Editor: Are there any advantages to this design over standard spectacle-mounted telescopes?
Dr. Faye: Having an internally-mounted telescope in an eye is more cosmetically acceptable, but I also think that the principal advantage of the spectacle telescope over the intraocular version is that the person puts on the spectacle for specific tasks, which, when completed, allows a return to normal perspective by removing the glasses. That means for the patient, selective use when needed without interfering with a person’s binocular vision which is so important to a person with macular disease.
Editor: How optimistic are you about developing this type of technology?
Dr.
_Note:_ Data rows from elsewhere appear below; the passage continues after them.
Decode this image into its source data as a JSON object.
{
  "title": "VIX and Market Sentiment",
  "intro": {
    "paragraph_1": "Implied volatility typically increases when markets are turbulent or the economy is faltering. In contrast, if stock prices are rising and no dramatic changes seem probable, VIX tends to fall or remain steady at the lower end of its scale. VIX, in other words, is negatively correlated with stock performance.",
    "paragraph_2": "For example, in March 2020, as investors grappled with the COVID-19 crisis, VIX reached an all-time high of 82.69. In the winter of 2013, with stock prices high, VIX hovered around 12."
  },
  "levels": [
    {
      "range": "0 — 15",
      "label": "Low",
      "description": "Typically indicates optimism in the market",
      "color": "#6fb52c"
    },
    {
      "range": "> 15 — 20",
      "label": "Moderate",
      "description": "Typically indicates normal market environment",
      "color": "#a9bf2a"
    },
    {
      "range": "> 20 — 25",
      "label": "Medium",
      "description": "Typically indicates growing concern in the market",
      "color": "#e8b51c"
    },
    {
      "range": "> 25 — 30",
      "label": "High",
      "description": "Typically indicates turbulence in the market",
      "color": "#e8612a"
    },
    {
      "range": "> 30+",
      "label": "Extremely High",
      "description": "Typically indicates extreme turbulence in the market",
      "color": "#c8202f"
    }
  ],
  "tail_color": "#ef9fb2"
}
Faye: I have some serious reservations about using implantable telescopes for macular disease. There has been no new invention that has altered my own experience in using them years ago. My major concern is that macular degeneration is a progressive disease. Once a telescope is implanted, we have lost both accessibility to treat the macula and visibility to monitor change in retinal health. This would certainly limit the use of the telescope to patients who have dry macular disease, with the real possibility that since a small percentage of dry AMD can convert to the wet form, it would be difficult not only to detect the disease, but also difficult to monitor treatment.
Editor: Thank you so much for sharing your extensive experience and wise concerns with our readers.